There may be no more concise way to sum up the changed nature or ambitions of the former West Publishing Company than what Roger Martin says: “We are sort of the next generation of Google—without the garbage—for professionals.”

Editor’s Note: Twin Cities Business is published by MSP Communications, which is owned by Key Enterprises, LLC. Both are owned by the Opperman family, which had a controlling interest in West Publishing when Thomson bought it. The Oppermans were interviewed for this story (Vance Opperman is a Thomson Reuters director), but did not read it or inquire about it before its publication.

West was the publisher of legal reference and college textbooks that had been around the Twin Cities since 1872, when John and Horatio West began selling legal compendiums and office supplies to lawyers in St. Paul. It got acquired by Thomson Corporation, a Toronto-based publisher and data-services business, in 1996. Then Thomson acquired Reuters Group, PLC, the London-based news and financial reporting company, in 2008. The two became Thomson Reuters Corporation, and what had been West became Thomson Reuters Legal.

Martin is a Thomson Reuters director and dean of the Rotman School of Management at the University of Toronto. He’s been a champion of Thomson’s West and Reuters acquisitions, which both drew criticism that Thomson was overpaying.

And Google is—need anyone say it? The name is synonymous with online search.

In 2007, Martin published an article in his business school’s magazine underlining the value of Thomson’s West Publishing acquisition. Bringing West into the fold had made Thomson a star of the information services field, he asserted.
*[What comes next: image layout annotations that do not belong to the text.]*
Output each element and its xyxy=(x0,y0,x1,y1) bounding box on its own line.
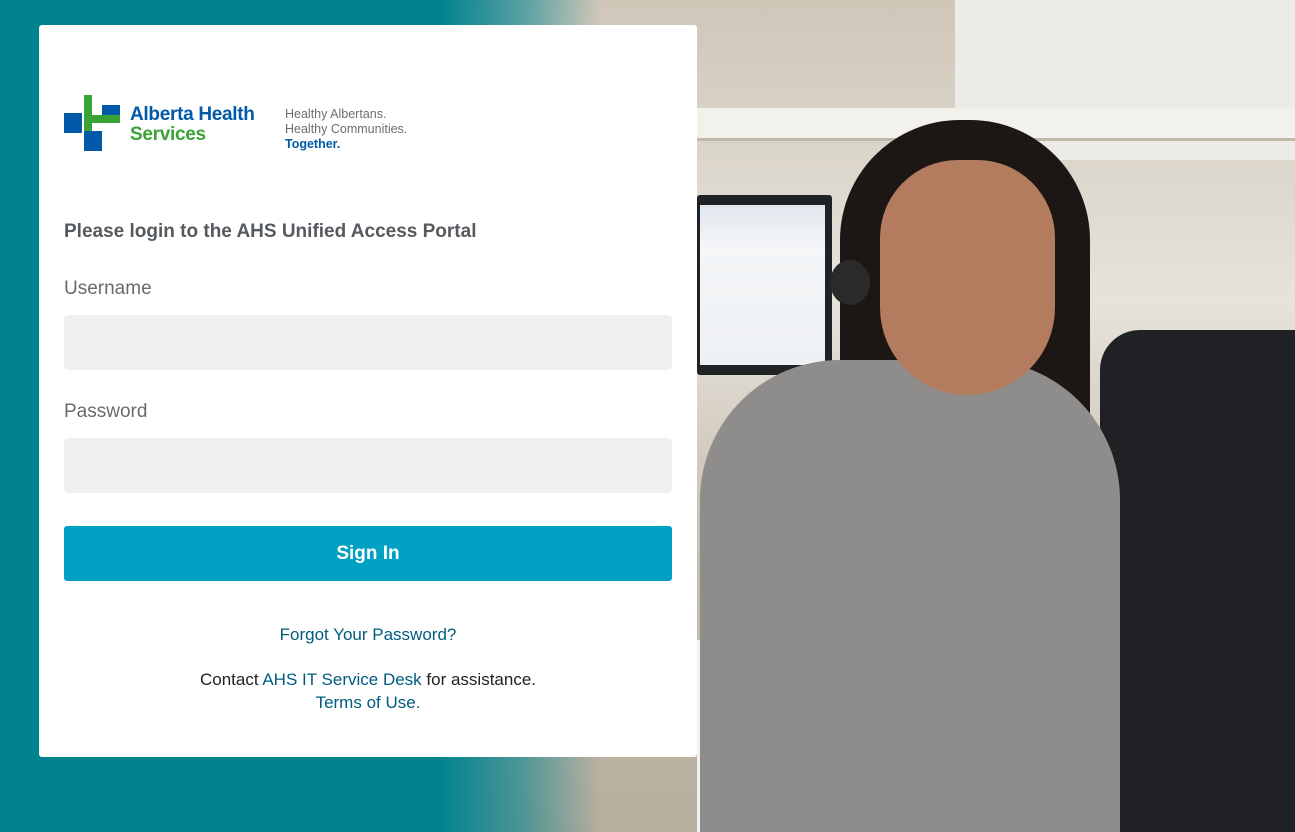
person-sweater xyxy=(700,360,1120,832)
contact-text: Contact AHS IT Service Desk for assistan… xyxy=(39,670,697,690)
password-label: Password xyxy=(64,401,148,422)
contact-suffix: for assistance. xyxy=(421,670,537,689)
photo-chair xyxy=(1100,330,1295,832)
it-service-desk-link[interactable]: AHS IT Service Desk xyxy=(262,670,421,689)
sign-in-button[interactable]: Sign In xyxy=(64,526,672,581)
ahs-cross-logo-icon xyxy=(64,95,120,151)
terms-text: Terms of Use. xyxy=(39,693,697,713)
photo-monitor-screen xyxy=(700,205,825,365)
terms-of-use-link[interactable]: Terms of Use xyxy=(316,693,416,712)
person-face xyxy=(880,160,1055,395)
headset-icon xyxy=(830,260,870,305)
tagline-line2: Healthy Communities. xyxy=(285,122,408,136)
logo-name-line1: Alberta Health xyxy=(130,104,255,125)
ahs-logo: Alberta Health Services Healthy Albertan… xyxy=(64,95,424,155)
username-input[interactable] xyxy=(64,315,672,370)
login-heading: Please login to the AHS Unified Access P… xyxy=(64,221,477,242)
terms-suffix: . xyxy=(415,693,421,712)
logo-tagline: Healthy Albertans. Healthy Communities. … xyxy=(285,107,407,152)
username-label: Username xyxy=(64,278,152,299)
password-input[interactable] xyxy=(64,438,672,493)
contact-prefix: Contact xyxy=(199,670,263,689)
forgot-password-link[interactable]: Forgot Your Password? xyxy=(39,625,697,645)
tagline-line1: Healthy Albertans. xyxy=(285,107,387,121)
photo-person xyxy=(700,120,1120,832)
logo-name-line2: Services xyxy=(130,124,206,145)
ahs-logo-name: Alberta Health Services xyxy=(130,105,255,145)
login-card: Alberta Health Services Healthy Albertan… xyxy=(39,25,697,757)
login-page: Alberta Health Services Healthy Albertan… xyxy=(0,0,1295,832)
tagline-line3: Together. xyxy=(285,137,341,151)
Thomson Reuters still publishes hardcover law books (48 million of them last year) just as West did. But increasingly, legal professionals have come to rely on services like Westlaw, a sophisticated online database and search engine created by West Publishing, to find the precedents and statutes they need. And Westlaw has become a wellspring of related products, both for the legal field and across Thomson Reuters’ other businesses in health care, science, accounting, and financial markets.